Güzel Tatlar Eşliğinde Kos Adası

Kos’a  birkaç günlüğüne gitmeye karar vermemizdeki en büyük etken, Annemin dedesinin bir zamanlar oradan İzmir Karşıyaka’ya yerleşmesi oldu. Zaten son yıllarda iyice moda olan Yunan adaları seferlerine biz de dahil olalım dedik ve bir sabah erkenden Bodrum’a doğru yola çıktık. Ahmet ile her yolculuk bir başka macera olduğu için bizim ve tabii herkesin gittiği yolu değil de adeta kendimizi kaybolma duygusu ile test ettiğimiz Lambrada yolunu tercih ettik. Böylece yolu bir saat daha uzattık bununla da kalmadık, zamanında Efes antik kentinden daha büyük olduğu söylenen, tabelaları olan ancak yolu olmayan Lambrada’nın dağ yollarında bulduk kendimizi… Milas’a yaklaşırken medeniyetin o kadar da kötü olmadığını hatta gerekli olduğunu hepimiz hissettik ve ya bizim grubun bünyesi buna uygun değildi herhalde… Ama burada keşfettiğimiz Lambrada suyu da güzeldi.

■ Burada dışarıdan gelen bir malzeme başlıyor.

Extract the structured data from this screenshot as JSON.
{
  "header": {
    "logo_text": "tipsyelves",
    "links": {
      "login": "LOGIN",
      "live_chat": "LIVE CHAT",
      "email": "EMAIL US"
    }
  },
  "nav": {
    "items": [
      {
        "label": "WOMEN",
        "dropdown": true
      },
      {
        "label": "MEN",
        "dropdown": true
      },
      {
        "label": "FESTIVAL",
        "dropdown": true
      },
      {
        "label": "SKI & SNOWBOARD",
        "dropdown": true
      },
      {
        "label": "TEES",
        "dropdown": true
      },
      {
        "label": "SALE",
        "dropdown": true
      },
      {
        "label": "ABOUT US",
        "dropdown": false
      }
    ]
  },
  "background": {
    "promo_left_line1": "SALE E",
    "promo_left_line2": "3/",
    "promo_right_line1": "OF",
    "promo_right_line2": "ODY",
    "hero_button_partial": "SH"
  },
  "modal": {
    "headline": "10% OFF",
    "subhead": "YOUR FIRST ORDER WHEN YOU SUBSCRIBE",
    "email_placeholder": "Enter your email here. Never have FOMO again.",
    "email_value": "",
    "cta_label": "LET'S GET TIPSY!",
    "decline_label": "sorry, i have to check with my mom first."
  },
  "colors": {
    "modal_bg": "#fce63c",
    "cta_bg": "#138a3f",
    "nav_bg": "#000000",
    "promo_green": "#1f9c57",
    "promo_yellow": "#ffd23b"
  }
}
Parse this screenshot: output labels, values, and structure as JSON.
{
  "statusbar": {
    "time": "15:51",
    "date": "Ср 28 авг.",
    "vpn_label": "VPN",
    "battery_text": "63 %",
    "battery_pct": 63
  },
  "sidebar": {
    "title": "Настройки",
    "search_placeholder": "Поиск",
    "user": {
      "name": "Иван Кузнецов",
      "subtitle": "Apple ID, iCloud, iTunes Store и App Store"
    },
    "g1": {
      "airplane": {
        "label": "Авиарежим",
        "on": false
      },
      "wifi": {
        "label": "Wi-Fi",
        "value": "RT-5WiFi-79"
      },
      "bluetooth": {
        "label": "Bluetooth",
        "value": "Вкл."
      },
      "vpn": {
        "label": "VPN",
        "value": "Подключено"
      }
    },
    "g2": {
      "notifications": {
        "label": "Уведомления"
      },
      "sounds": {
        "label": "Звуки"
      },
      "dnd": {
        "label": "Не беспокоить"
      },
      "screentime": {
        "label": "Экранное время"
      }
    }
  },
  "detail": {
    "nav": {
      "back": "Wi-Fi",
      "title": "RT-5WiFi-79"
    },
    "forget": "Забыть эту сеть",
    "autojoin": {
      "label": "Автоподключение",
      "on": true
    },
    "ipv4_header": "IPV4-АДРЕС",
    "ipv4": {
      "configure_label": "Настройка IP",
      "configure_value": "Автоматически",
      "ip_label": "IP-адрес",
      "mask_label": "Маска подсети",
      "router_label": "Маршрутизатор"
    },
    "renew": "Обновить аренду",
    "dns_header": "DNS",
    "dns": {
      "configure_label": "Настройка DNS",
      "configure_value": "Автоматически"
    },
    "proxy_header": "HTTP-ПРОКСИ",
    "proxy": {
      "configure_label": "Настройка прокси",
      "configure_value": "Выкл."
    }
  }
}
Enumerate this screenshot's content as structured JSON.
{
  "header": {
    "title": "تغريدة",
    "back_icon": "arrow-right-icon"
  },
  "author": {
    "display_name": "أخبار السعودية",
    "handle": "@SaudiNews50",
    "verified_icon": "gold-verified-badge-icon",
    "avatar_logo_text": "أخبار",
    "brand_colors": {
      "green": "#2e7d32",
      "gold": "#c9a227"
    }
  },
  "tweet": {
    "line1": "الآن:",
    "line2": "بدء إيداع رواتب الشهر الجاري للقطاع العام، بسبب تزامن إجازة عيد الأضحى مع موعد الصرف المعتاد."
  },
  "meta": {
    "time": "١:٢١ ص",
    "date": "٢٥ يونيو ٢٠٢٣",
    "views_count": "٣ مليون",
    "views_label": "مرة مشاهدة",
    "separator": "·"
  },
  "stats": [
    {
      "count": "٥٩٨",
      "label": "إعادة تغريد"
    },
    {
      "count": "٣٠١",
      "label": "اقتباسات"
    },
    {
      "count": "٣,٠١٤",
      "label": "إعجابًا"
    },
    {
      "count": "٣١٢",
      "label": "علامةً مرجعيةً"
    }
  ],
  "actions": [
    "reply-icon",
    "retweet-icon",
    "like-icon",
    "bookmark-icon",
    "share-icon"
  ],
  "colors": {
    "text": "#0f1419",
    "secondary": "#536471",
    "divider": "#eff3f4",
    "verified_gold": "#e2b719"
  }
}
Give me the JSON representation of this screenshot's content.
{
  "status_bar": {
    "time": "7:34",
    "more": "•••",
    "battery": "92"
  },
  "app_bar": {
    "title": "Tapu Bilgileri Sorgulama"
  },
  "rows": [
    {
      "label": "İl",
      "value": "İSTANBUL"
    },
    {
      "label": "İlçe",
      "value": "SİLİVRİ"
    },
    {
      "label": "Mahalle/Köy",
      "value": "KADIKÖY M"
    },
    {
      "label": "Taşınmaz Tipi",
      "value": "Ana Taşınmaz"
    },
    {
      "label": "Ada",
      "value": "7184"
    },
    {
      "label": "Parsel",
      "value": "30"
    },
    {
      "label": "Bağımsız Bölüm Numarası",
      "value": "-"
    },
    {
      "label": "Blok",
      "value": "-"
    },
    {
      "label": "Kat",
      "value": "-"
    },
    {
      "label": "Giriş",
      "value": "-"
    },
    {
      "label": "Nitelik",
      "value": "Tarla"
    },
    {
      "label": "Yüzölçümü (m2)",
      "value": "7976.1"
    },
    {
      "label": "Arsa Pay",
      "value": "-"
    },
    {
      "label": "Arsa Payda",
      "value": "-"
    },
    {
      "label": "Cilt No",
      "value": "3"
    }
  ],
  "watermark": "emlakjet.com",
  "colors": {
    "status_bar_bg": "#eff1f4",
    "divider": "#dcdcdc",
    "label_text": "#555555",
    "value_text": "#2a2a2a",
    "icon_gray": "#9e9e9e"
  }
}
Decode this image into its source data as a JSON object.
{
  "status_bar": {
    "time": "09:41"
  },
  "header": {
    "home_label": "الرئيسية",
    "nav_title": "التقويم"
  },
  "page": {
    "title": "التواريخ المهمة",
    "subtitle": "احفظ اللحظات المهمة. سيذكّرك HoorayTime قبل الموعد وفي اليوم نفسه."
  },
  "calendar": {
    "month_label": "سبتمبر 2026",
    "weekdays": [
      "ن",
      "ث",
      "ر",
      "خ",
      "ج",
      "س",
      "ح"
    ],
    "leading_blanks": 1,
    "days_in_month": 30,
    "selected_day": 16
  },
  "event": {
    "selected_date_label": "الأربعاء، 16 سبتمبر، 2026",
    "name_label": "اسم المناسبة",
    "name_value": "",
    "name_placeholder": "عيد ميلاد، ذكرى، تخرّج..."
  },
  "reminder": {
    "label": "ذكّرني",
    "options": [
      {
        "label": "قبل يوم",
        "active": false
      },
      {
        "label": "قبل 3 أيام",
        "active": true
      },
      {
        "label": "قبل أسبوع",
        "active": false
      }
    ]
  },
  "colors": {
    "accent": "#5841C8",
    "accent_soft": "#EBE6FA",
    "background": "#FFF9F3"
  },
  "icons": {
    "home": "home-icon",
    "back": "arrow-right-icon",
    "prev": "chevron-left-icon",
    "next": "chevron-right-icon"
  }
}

Turgutreis’den feribota bindiğimizde hava çok sıcaktı ve henüz sabahın dokuzuydu, Kos’a vardığımızda sıcaklık daha da arttı. Deniz kenarında olduğu için otelimize yürüyerek geçtik, muhteşem bir manzara deniz, Bodrum ve Kos Kalesi bizi bekliyordu… Annem ve babam yorgunluk kahvelerini içerken, Mytoslarımızı yudumlamaya başlamıştık. Her Yunanistan gezimizde bu birayı pek severek içeriz.

Turistik yerlerde genellikle olan küçük tren ile bir şehir turu yapmak rüzgâr estiği için çok keyifli oldu. İnince artık öğle yemeği vakti gelmişti, adada olduğumuza göre deniz ürünleri yemeliydik. Sevimli bir balık tavernası seçtik; Kalymnos. Akşamları müzik de varmış, biz Kos’lu şarap üreticisi İnam Belos Şaraplarının Grenach ve Syrah dan yaptığı 2011 rose şarabın yanında kalamar tava, ahtapot ızgara, adada mutlaka yenmesi gereken karides saganaki, salata ve kabak kızartması yedik. Hepsi çok lezzetli idi ancak karides hem sunum hem de lezzet olarak çok çok iyiydi. Domates, biber ve sarımsak ile lezzetlendirilmiş karides, bizim karides güveçlerde  olduğu gibi kalitesiz mantar ve kaşar peyniri ile ziyan edilmemişti. Bize servis yapan beyefendi, Türkçe biliyor ve her sene kışın Türkiye’nin şehirlerini ziyaret ediyormuş, özellikle sebzelerin Türkiye’den geldiğini anlattı. Peynirleri yine çok lezzetliydi, yemek sonrası reçelle birlikte tatlı olarak gelen süzme yoğurtları da öyle… Fiyatlarsa bize kıyaslanmayacak ölçüde makuldü… Yemekten sonra tam bir adalı gibi davranarak, dinlenmek için odalarımıza geçtik ve akşam alışveriş için buluşmak üzere ayrıldık.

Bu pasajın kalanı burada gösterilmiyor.